August 10, 2011
Opinion: Taking security seriously is a community concern
We live in an unpredictable world. As Americans, we do our best to cope with threats of terrorism on a daily basis, and we put our faith into the intelligence community, trusting that those who are tasked with keeping us safe are vigilant in their quest.
We need only look at recent events, like the death of Osama bin Laden or the thwarting of two bombs aimed at New York City synagogues, to realize that the men and women in uniform—and others not in uniform—are constantly going above and beyond to watch over us and keep terrorism at bay.
But in the American Jewish community, that is not always enough. Throughout history, our Jewish community centers, schools and places of worship have been the targets of violent extremism, and even with the watchful eye of our government there is no sign of that abating. In fact, just days after bin Laden’s killing, al-Qaeda in Yemen called for retaliatory attacks against Jewish targets.

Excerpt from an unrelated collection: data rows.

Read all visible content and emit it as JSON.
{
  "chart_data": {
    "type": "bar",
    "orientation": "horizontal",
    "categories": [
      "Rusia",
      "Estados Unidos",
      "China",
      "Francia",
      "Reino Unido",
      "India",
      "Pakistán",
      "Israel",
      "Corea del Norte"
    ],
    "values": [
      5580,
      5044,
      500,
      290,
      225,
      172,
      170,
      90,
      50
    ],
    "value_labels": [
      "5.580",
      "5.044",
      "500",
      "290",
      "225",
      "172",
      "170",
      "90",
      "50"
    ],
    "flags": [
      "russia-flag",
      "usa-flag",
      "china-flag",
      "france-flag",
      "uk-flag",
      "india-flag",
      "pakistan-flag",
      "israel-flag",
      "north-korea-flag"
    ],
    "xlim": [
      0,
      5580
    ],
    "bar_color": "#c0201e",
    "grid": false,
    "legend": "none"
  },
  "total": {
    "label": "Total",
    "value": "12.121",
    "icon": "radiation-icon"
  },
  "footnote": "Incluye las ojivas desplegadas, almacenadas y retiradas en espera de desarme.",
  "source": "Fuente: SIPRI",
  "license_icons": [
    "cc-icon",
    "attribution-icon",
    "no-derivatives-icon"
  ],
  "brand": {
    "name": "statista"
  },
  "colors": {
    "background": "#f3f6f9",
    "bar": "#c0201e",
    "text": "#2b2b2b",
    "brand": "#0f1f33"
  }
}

In today’s security atmosphere, we in the Jewish community must heighten our awareness and be increasingly alert at all times. The Department of Homeland Security approached The Jewish Federations of North America and the Secure Community Network (SCN), an initiative funded by The Jewish Federations, to address the threat of terrorism together because of our role connecting Jewish communities and organizations across the country.
It was the first time that the governmental security agency teamed up with a faith-based community to advance its “If You See Something, Say Something” campaign. The program, which engages the public in identifying and reporting indicators of terrorism, crime and other threats, includes customized posters, announcements and alerts for the U.S. Jewish community.
To kick off the joint initiative, leaders from nearly every major U.S. Jewish organization were on hand when Department of Homeland Security Secretary Janet Napolitano made the announcement in the historic Roosevelt Room of the White House, just steps away from the Oval Office. This universal cooperation will be the key to the program’s success because our security will require the whole community’s involvement.
Napolitano spent nearly an hour detailing the plans to promote security within the Jewish community. The biggest take-away from the meeting is that communication is the first line of defense when it comes to our security.
As we approach the 10th anniversary of the Sept. 11 attacks and reflect on the fifth anniversary of the Seattle Jewish Federation shootings, we mourn those who have fallen victim to horrific acts of terrorism. Despite our best efforts to counter those who wish us harm, it is nearly impossible to ensure stability in a world that is constantly evolving.
Threats to our safety remain elevated, and as a people we must stay vested in our own well-being. If we empower ourselves with the knowledge necessary to keep our communities safe, we can all play a role in fighting terrorism and creating a more secure environment across the American Jewish community.
(Jerry Silverman is the president and CEO of The Jewish Federations of North America.)